The medics were coming forward at the double. Wounded from earlier in the attack who had managed to hide and not get murdered, those wounded in the relentless push back, lay by the hundreds along the road. From up on the south side the fire was rolling eastward and screams could be heard, those trapped up there and now burning to death. It made John think of the Battle of the Wilderness in 1864. One could read of that fight in the history books and feel remote somehow. Not now. Even if they were all Posse burning up there, it was horrific.

And behind him Tom's men now came, deployed out in open order, and every few feet one would stop, lower his pistol, and fire.

The Posse wounded were to be summarily executed, and that was a task John wanted the police and older men of the town to do, not his own kids.

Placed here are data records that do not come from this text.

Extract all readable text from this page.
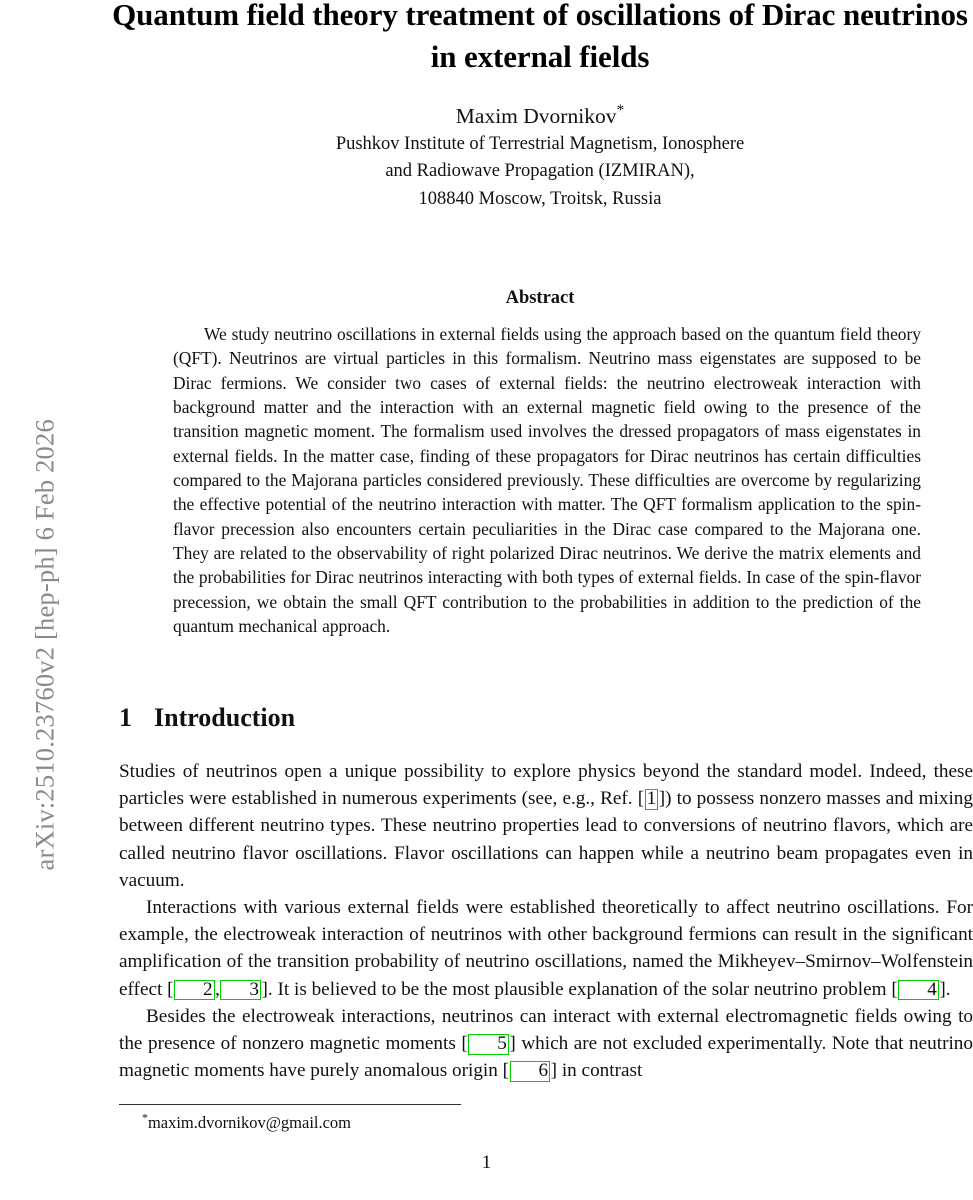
arXiv:2510.23760v2 [hep-ph] 6 Feb 2026
Quantum field theory treatment of oscillations of Dirac neutrinos in external fields
Maxim Dvornikov*
Pushkov Institute of Terrestrial Magnetism, Ionosphere
and Radiowave Propagation (IZMIRAN),
108840 Moscow, Troitsk, Russia
Abstract
We study neutrino oscillations in external fields using the approach based on the quantum field theory (QFT). Neutrinos are virtual particles in this formalism. Neutrino mass eigenstates are supposed to be Dirac fermions. We consider two cases of external fields: the neutrino electroweak interaction with background matter and the interaction with an external magnetic field owing to the presence of the transition magnetic moment. The formalism used involves the dressed propagators of mass eigenstates in external fields. In the matter case, finding of these propagators for Dirac neutrinos has certain difficulties compared to the Majorana particles considered previously. These difficulties are overcome by regularizing the effective potential of the neutrino interaction with matter. The QFT formalism application to the spin-flavor precession also encounters certain peculiarities in the Dirac case compared to the Majorana one. They are related to the observability of right polarized Dirac neutrinos. We derive the matrix elements and the probabilities for Dirac neutrinos interacting with both types of external fields. In case of the spin-flavor precession, we obtain the small QFT contribution to the probabilities in addition to the prediction of the quantum mechanical approach.
1 Introduction

Studies of neutrinos open a unique possibility to explore physics beyond the standard model. Indeed, these particles were established in numerous experiments (see, e.g., Ref. [ 1 ]) to possess nonzero masses and mixing between different neutrino types. These neutrino properties lead to conversions of neutrino flavors, which are called neutrino flavor oscillations. Flavor oscillations can happen while a neutrino beam propagates even in vacuum.

Interactions with various external fields were established theoretically to affect neutrino oscillations. For example, the electroweak interaction of neutrinos with other background fermions can result in the significant amplification of the transition probability of neutrino oscillations, named the Mikheyev–Smirnov–Wolfenstein effect [ 2 , 3 ]. It is believed to be the most plausible explanation of the solar neutrino problem [ 4 ].

Besides the electroweak interactions, neutrinos can interact with external electromagnetic fields owing to the presence of nonzero magnetic moments [ 5 ] which are not excluded experimentally. Note that neutrino magnetic moments have purely anomalous origin [ 6 ] in contrast

*maxim.dvornikov@gmail.com
1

They were hardened now, but he never wanted them that hard.

John slowly walked up the sloping road towards the crest and at last found him, a knot of students gathered round his body, heads lowered, some weeping.


Washington Parker was dead, killed in the opening minutes of the fight. The way he lay here seemed almost Christ-like, arms spread wide, heartbreakingly a young female student, dead as well, nestled under his arm as if in his final seconds he was trying to protect or comfort her, or maybe it had been the other way around.